Душевная травма — страница 46 из 52

V

Я не помню, на какой улице жили Сева и Максим, помню только, что она пролегала недалеко от Кубани.

После работы я приходил к ним, в их пустую комнату, в которой, кроме двух железных кроватей, кухонного стола, застланного газетами, и двух табуреток, ничего больше не стояло, и мы спускались вниз, к Кубани, купаться. Многоводная и раздольная Кубань, как ее называли казаки в замечательней своей песне, звучащей, как гимн, — река коварная и с норовом. У нее лошадиной силищи течение, вода желтая, недобрая, с белыми пенными бурунами и зловещими воронками. Только опытный и сильный пловец способен переплыть Кубань в местах ее широкого разлива.

Мы с Максимом, купаясь, плескались у берега, а Сева заплывал далеко. Он был хорошим пловцом и поставил себе целью — переплыть Кубань и, отдохнув на том берегу, вплавь вернуться назад.

Когда он после очередного тренировочного заплыва, по-мальчишески худой, но со стройными, мускулистыми юношескими ногами, со впалым животом и атлетически развернутыми плечами, выходил из воды и бросался на песок, мы с Максимом поглядывали на него с уважением.

Максим — тощий, с красным, коротким, вечно лупящимся носиком, с красными, больными веками — говорил ворчливо:

— Не понимаю, зачем тебе нужно переплывать Кубань? Мы с Ленькой и так видим, что ты порядочный пловец.

— Я не люблю просто плавать, — отвечал ему Сева. — Должна быть какая-то спортивная цель. У меня цель — переплыть Кубань. И я это сделаю, не сегодня, так завтра!

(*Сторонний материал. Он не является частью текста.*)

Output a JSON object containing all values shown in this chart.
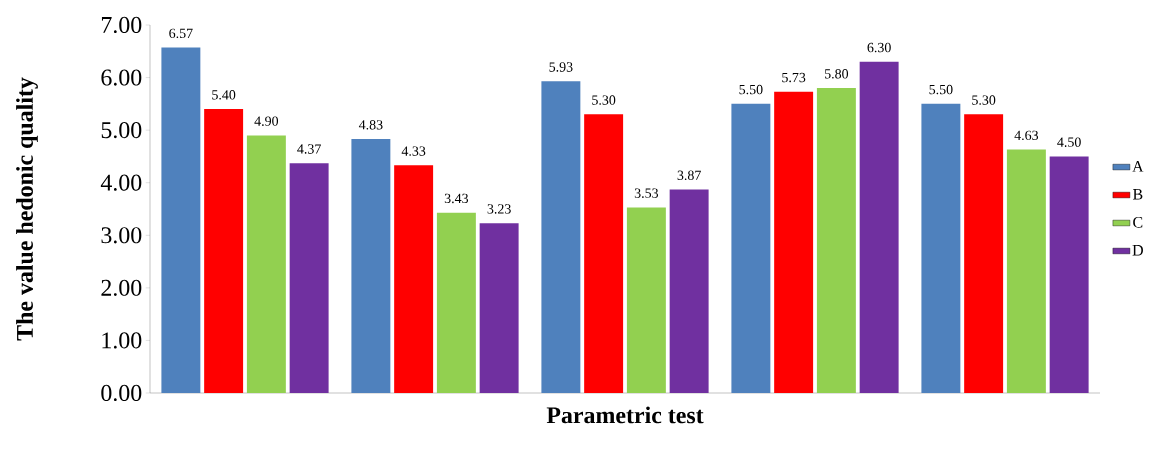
{
  "chart_data": {
    "type": "bar",
    "xlabel": "Parametric test",
    "ylabel": "The value hedonic quality",
    "categories": [
      null,
      null,
      null,
      null,
      null
    ],
    "series": [
      {
        "name": "A",
        "color": "#4f81bd",
        "values": [
          6.57,
          4.83,
          5.93,
          5.5,
          5.5
        ],
        "value_labels": [
          "6.57",
          "4.83",
          "5.93",
          "5.50",
          "5.50"
        ]
      },
      {
        "name": "B",
        "color": "#ff0000",
        "values": [
          5.4,
          4.33,
          5.3,
          5.73,
          5.3
        ],
        "value_labels": [
          "5.40",
          "4.33",
          "5.30",
          "5.73",
          "5.30"
        ]
      },
      {
        "name": "C",
        "color": "#92d050",
        "values": [
          4.9,
          3.43,
          3.53,
          5.8,
          4.63
        ],
        "value_labels": [
          "4.90",
          "3.43",
          "3.53",
          "5.80",
          "4.63"
        ]
      },
      {
        "name": "D",
        "color": "#7030a0",
        "values": [
          4.37,
          3.23,
          3.87,
          6.3,
          4.5
        ],
        "value_labels": [
          "4.37",
          "3.23",
          "3.87",
          "6.30",
          "4.50"
        ]
      }
    ],
    "ylim": [
      0,
      7
    ],
    "yticks": [
      {
        "value": 0,
        "label": "0.00"
      },
      {
        "value": 1,
        "label": "1.00"
      },
      {
        "value": 2,
        "label": "2.00"
      },
      {
        "value": 3,
        "label": "3.00"
      },
      {
        "value": 4,
        "label": "4.00"
      },
      {
        "value": 5,
        "label": "5.00"
      },
      {
        "value": 6,
        "label": "6.00"
      },
      {
        "value": 7,
        "label": "7.00"
      }
    ],
    "grid": false,
    "legend": "right"
  }
}
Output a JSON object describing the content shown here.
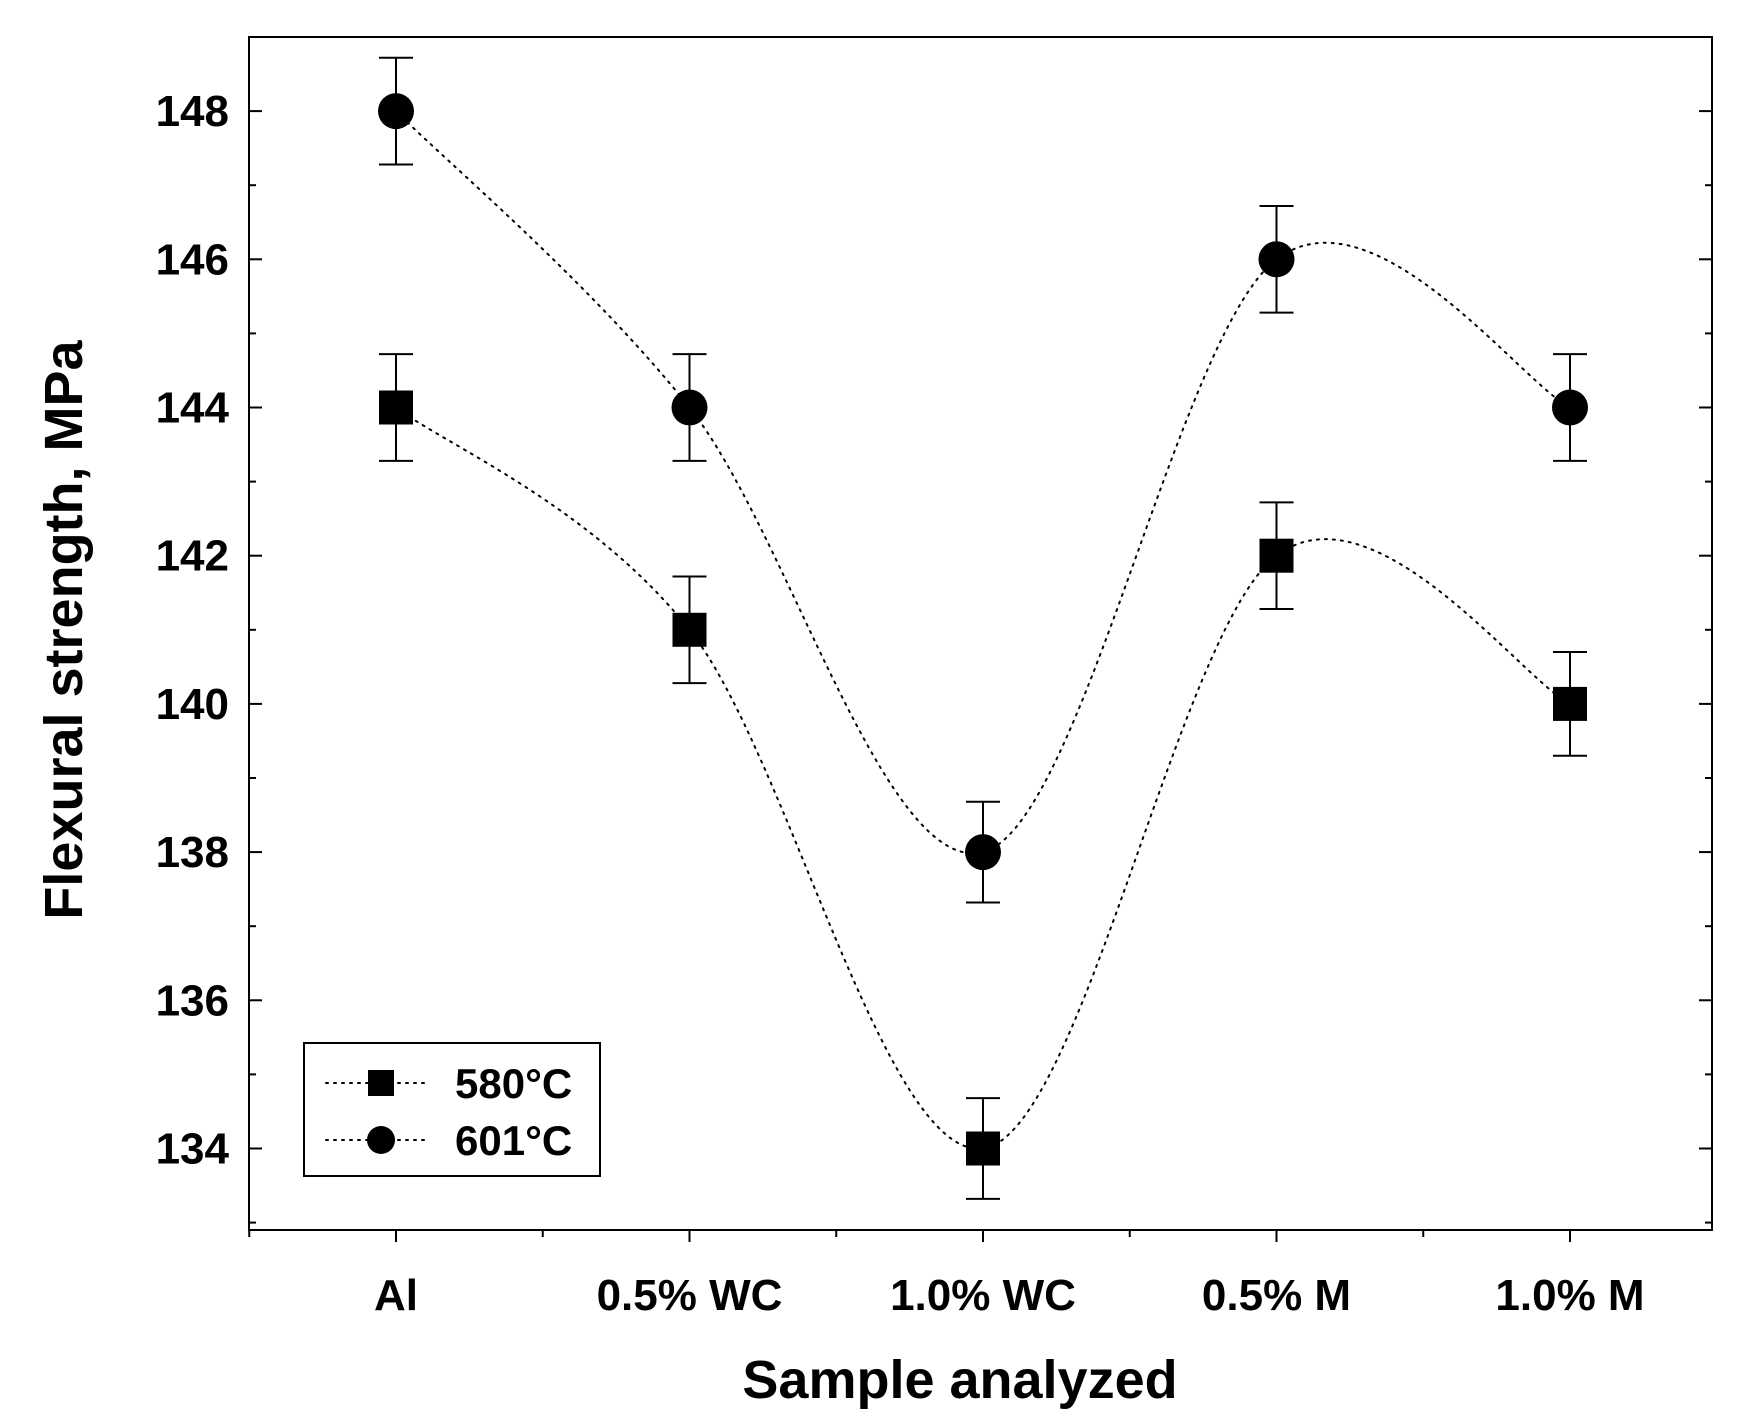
{
  "chart_data": {
    "type": "line",
    "title": "",
    "xlabel": "Sample analyzed",
    "ylabel": "Flexural strength, MPa",
    "categories": [
      "Al",
      "0.5% WC",
      "1.0% WC",
      "0.5% M",
      "1.0% M"
    ],
    "ylim": [
      132.9,
      149
    ],
    "yticks": [
      134,
      136,
      138,
      140,
      142,
      144,
      146,
      148
    ],
    "grid": false,
    "legend_position": "bottom-left",
    "series": [
      {
        "name": "580°C",
        "marker": "square",
        "line_style": "dotted",
        "values": [
          144,
          141,
          134,
          142,
          140
        ],
        "errors": [
          0.72,
          0.72,
          0.68,
          0.72,
          0.7
        ]
      },
      {
        "name": "601°C",
        "marker": "circle",
        "line_style": "dotted",
        "values": [
          148,
          144,
          138,
          146,
          144
        ],
        "errors": [
          0.72,
          0.72,
          0.68,
          0.72,
          0.72
        ]
      }
    ],
    "colors": {
      "series": "#000000",
      "background": "#ffffff",
      "axis": "#000000"
    }
  }
}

Сидевший на берегу поодаль от нас старик в сивой щетине на подбородке и щеках, босой, в рваных рыбацких портках, сказал:

— Переплыть ее можно, только надо смотреть, куда плывешь. Где бурун, туда не плыви, обходи, там под водой яма донная, — затянет в воронку — и поминай как звали! А еще говорят, в этих ямах сомы-людоеды в засаде сидят. На пуд рыбина, а то и больше. Человек плывет, а он его за ногу цап! — и потащил на дно!

— Вам, дедушка, не приходилось таких сомов-людоедов ловить? — спросил Сева с легкой усмешкой.

— Не приходилось, врать не стану! — серьезно сказал рыбак. — А люди ловили. Говорят, распороли такого пудовика, а у него в брюхе… очки. Одна дужка поломатая, ниточкой перевязана!

Мы с Максимом засмеялись. Старик неодобрительно поглядел на нас и поднялся.

— А переплыть ее, стерву, вполне возможно. Только осторожно! — сказал он на прощанье и пошел вдоль кубанского берега, колыхая свисающую, залатанную мотню своих штанов.

VI

Когда дня через три-четыре я снова пришел к своим друзьям, я сразу почувствовал, что случилось большое несчастье.

Сева сидел за столом на табурете, неподвижный, отрешенный, с лихорадочно блестевшими, воспаленными глазами. Белокурые волосы спутаны.

Максим лежал на кровати.

Я дурашливо-весело выкрикнул с порога:

— Здорово, молодцы!

Мне не ответили.

— Что случилось, ребята?!

Сева так же отрешенно взглянул на меня и тихо сказал:

— Я получил письмо из дома, от Галки. Отца расстреляли!

Я без сил опустился на свободную табуретку.

— Боже мой, за что, Сева?!.

— Какая-то темная, гнусная история. Галя пишет, что будто у призаводских монахов — помнишь их? — нашли винтовки и патроны и будто бы отец был участником их антисоветского заговора. Я не знаю, что там делали монахи, но отец — заговорщик… Какая ерунда! Дело отца вел некий Амосин.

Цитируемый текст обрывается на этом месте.